The summer of 2018 will go down as one of the deadliest for Japan, rocked by floods, earthquakes, landslides, typhoons, and a record-shattering heatwave. I'm Mari Sito, reporting from Reuters from Japan, a country known for its natural disasters. But this year, a string of deadly disasters killed hundreds, and displaced thousands from their homes, and experts warn things might get even worse.
July's floods killed 176 people, a blistering heat wave killed at least 80, and a super typhoon in September killed 11, and left hundreds injured in its wake. Disaster experts that we've spoken to said that extreme weather is becoming more and more frequent. They say that climate change is increasing the frequency and severity of extreme weather events.
And even for a wealthy country like Japan, the human and economic toll continues to rise. It really was a tale of extremes this summer when we were on the ground reporting in western Japan.
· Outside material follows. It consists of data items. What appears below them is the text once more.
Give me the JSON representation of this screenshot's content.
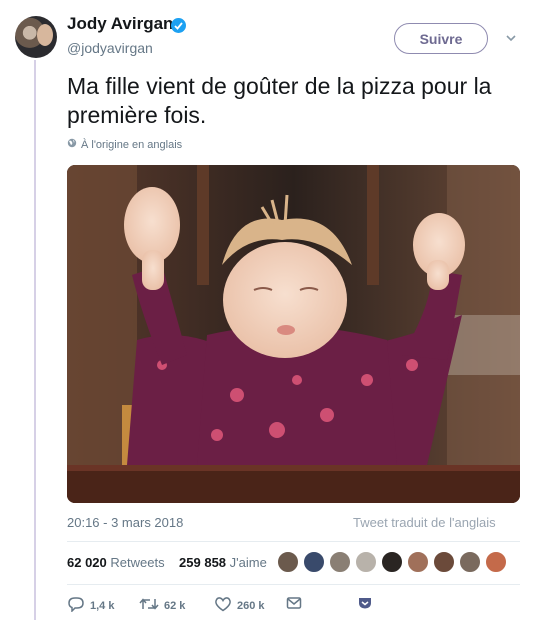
{
  "author": {
    "name": "Jody Avirgan",
    "handle": "@jodyavirgan"
  },
  "follow_label": "Suivre",
  "tweet": {
    "text": "Ma fille vient de goûter de la pizza pour la première fois."
  },
  "translation_note": "À l'origine en anglais",
  "meta": {
    "timestamp": "20:16 - 3 mars 2018",
    "translated_from": "Tweet traduit de l'anglais"
  },
  "stats": {
    "retweets_count": "62 020",
    "retweets_label": "Retweets",
    "likes_count": "259 858",
    "likes_label": "J'aime"
  },
  "actions": {
    "replies": "1,4 k",
    "retweets": "62 k",
    "likes": "260 k"
  },
  "colors": {
    "verified": "#1da1f2",
    "follow_border": "#8f8bb0",
    "dress": "#6b1f45"
  },
  "icons": [
    "verified-icon",
    "chevron-down-icon",
    "globe-icon",
    "reply-icon",
    "retweet-icon",
    "like-icon",
    "message-icon",
    "share-icon"
  ]
}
Temperatures rose to 104 degrees Fahrenheit, while residents and volunteers were clearing out homes of floodwater and debris.
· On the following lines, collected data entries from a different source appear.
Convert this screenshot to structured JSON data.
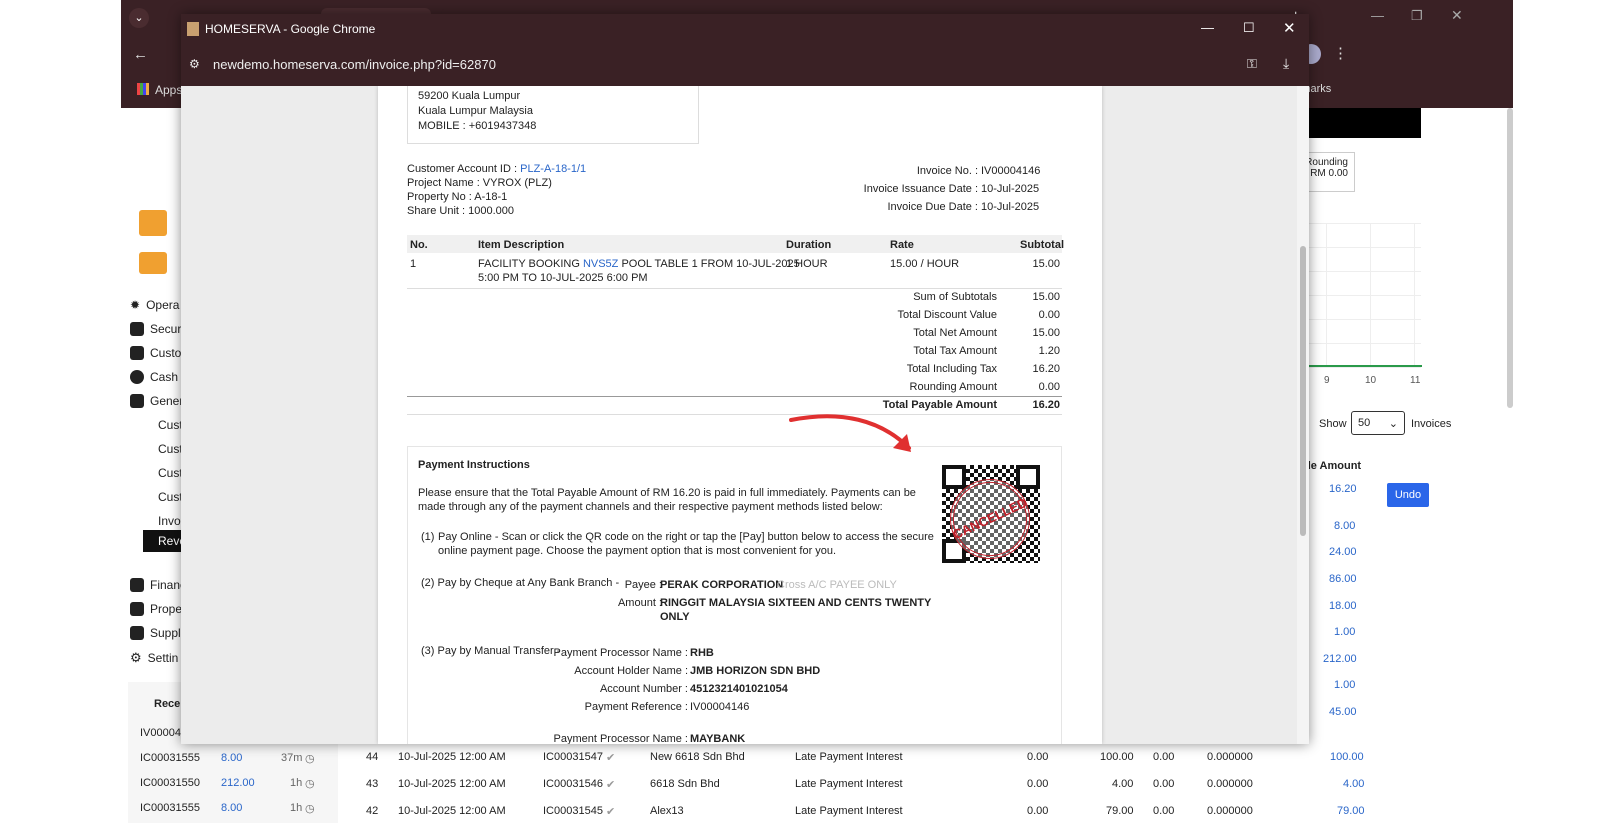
{
  "popup": {
    "window_title": "HOMESERVA - Google Chrome",
    "url": "newdemo.homeserva.com/invoice.php?id=62870"
  },
  "background": {
    "bookmarks_apps": "Apps",
    "bookmarks_all": "All Bookmarks",
    "menu": [
      "Opera",
      "Secur",
      "Custo",
      "Cash",
      "Gener"
    ],
    "submenu": [
      "Cust",
      "Cust",
      "Cust",
      "Cust",
      "Invo",
      "Reve"
    ],
    "menu2": [
      "Financ",
      "Prope",
      "Suppl",
      "Settin"
    ],
    "receipts_title": "Recei",
    "receipts": [
      {
        "id": "IV00004",
        "amount": "",
        "time": ""
      },
      {
        "id": "IC00031555",
        "amount": "8.00",
        "time": "37m"
      },
      {
        "id": "IC00031550",
        "amount": "212.00",
        "time": "1h"
      },
      {
        "id": "IC00031555",
        "amount": "8.00",
        "time": "1h"
      }
    ],
    "rounding_label": "ve Rounding",
    "rounding_value": "RM 0.00",
    "chart_ticks": [
      "8",
      "9",
      "10",
      "11"
    ],
    "show_label": "Show",
    "show_value": "50",
    "invoices_label": "Invoices",
    "payable_header": "ble Amount",
    "undo_label": "Undo",
    "right_amounts": [
      "16.20",
      "8.00",
      "24.00",
      "86.00",
      "18.00",
      "1.00",
      "212.00",
      "1.00",
      "45.00"
    ],
    "table_rows": [
      {
        "no": "44",
        "date": "10-Jul-2025 12:00 AM",
        "ref": "IC00031547",
        "name": "New 6618 Sdn Bhd",
        "desc": "Late Payment Interest",
        "a": "0.00",
        "b": "100.00",
        "c": "0.00",
        "d": "0.000000",
        "e": "100.00"
      },
      {
        "no": "43",
        "date": "10-Jul-2025 12:00 AM",
        "ref": "IC00031546",
        "name": "6618 Sdn Bhd",
        "desc": "Late Payment Interest",
        "a": "0.00",
        "b": "4.00",
        "c": "0.00",
        "d": "0.000000",
        "e": "4.00"
      },
      {
        "no": "42",
        "date": "10-Jul-2025 12:00 AM",
        "ref": "IC00031545",
        "name": "Alex13",
        "desc": "Late Payment Interest",
        "a": "0.00",
        "b": "79.00",
        "c": "0.00",
        "d": "0.000000",
        "e": "79.00"
      }
    ]
  },
  "invoice": {
    "address": [
      "59200 Kuala Lumpur",
      "Kuala Lumpur Malaysia",
      "MOBILE : +6019437348"
    ],
    "account_label": "Customer Account ID : ",
    "account_value": "PLZ-A-18-1/1",
    "project": "Project Name : VYROX (PLZ)",
    "property": "Property No : A-18-1",
    "share": "Share Unit : 1000.000",
    "invoice_no_label": "Invoice No. :",
    "invoice_no": "IV00004146",
    "issue_label": "Invoice Issuance Date :",
    "issue_date": "10-Jul-2025",
    "due_label": "Invoice Due Date :",
    "due_date": "10-Jul-2025",
    "headers": {
      "no": "No.",
      "desc": "Item Description",
      "duration": "Duration",
      "rate": "Rate",
      "subtotal": "Subtotal"
    },
    "item": {
      "no": "1",
      "desc_prefix": "FACILITY BOOKING ",
      "desc_link": "NVS5Z",
      "desc_rest": " POOL TABLE 1 FROM 10-JUL-2025",
      "desc_line2": "5:00 PM TO 10-JUL-2025 6:00 PM",
      "duration": "1 HOUR",
      "rate": "15.00 / HOUR",
      "subtotal": "15.00"
    },
    "totals": [
      {
        "label": "Sum of Subtotals",
        "value": "15.00"
      },
      {
        "label": "Total Discount Value",
        "value": "0.00"
      },
      {
        "label": "Total Net Amount",
        "value": "15.00"
      },
      {
        "label": "Total Tax Amount",
        "value": "1.20"
      },
      {
        "label": "Total Including Tax",
        "value": "16.20"
      },
      {
        "label": "Rounding Amount",
        "value": "0.00"
      }
    ],
    "total_payable_label": "Total Payable Amount",
    "total_payable_value": "16.20",
    "payment": {
      "title": "Payment Instructions",
      "intro1": "Please ensure that the Total Payable Amount of RM 16.20 is paid in full immediately. Payments can be",
      "intro2": "made through any of the payment channels and their respective payment methods listed below:",
      "opt1_num": "(1)",
      "opt1_l1": "Pay Online - Scan or click the QR code on the right or tap the [Pay] button below to access the secure",
      "opt1_l2": "online payment page. Choose the payment option that is most convenient for you.",
      "opt2": "(2) Pay by Cheque at Any Bank Branch -",
      "payee_label": "Payee :",
      "payee_value": "PERAK CORPORATION",
      "payee_note": "Cross A/C PAYEE ONLY",
      "amount_label": "Amount :",
      "amount_l1": "RINGGIT MALAYSIA SIXTEEN AND CENTS TWENTY",
      "amount_l2": "ONLY",
      "opt3": "(3) Pay by Manual Transfer -",
      "ppn_label": "Payment Processor Name :",
      "ppn_value": "RHB",
      "ahn_label": "Account Holder Name :",
      "ahn_value": "JMB HORIZON SDN BHD",
      "an_label": "Account Number :",
      "an_value": "4512321401021054",
      "pr_label": "Payment Reference :",
      "pr_value": "IV00004146",
      "ppn2_label": "Payment Processor Name :",
      "ppn2_value": "MAYBANK",
      "stamp_text": "CANCELLED"
    }
  }
}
We saw many people almost fainting and passing out from the heat and exhaustion. Many question why one of the most developed countries in the world faced so many casualties. But the extreme weather seems to have taken authorities and citizens by surprise. Some residents in the worst flood-hit areas appeared to have ignored warnings, and other residents we spoke to didn't even know where to evacuate.
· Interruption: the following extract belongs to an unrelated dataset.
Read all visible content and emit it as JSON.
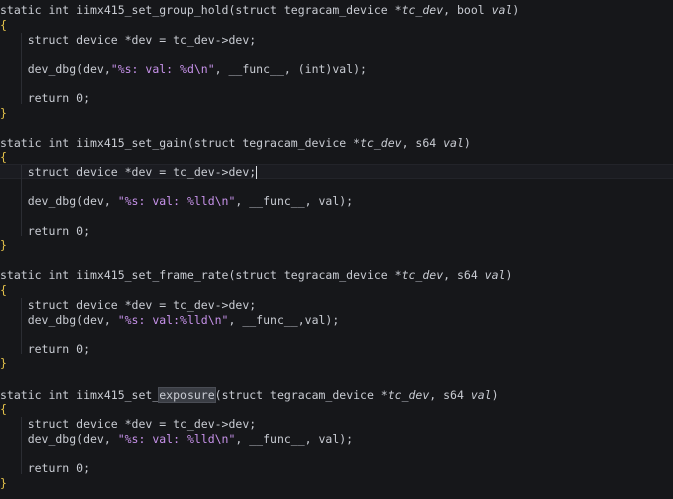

Japan has long prioritized quake-proofing buildings and other infrastructure because of the deadly earthquakes that are very common in this country. They've done far less to prepare for floods. Construction in Japan takes place on virtually every usable inch of land. Some said airports on low ground and homes built in risky areas added to the scale of this year's tragedies.
Japan is hosting huge international tournaments, like the Rugby's Sevens in 2019, and the Summer Olympics in 2020, and the extreme weather In 2018 is fueling concerns for the safety of athletes and spectators. Now, the government says it'll invest more than $60 billion to beef up infrastructure over the next three years to better prepare for disasters.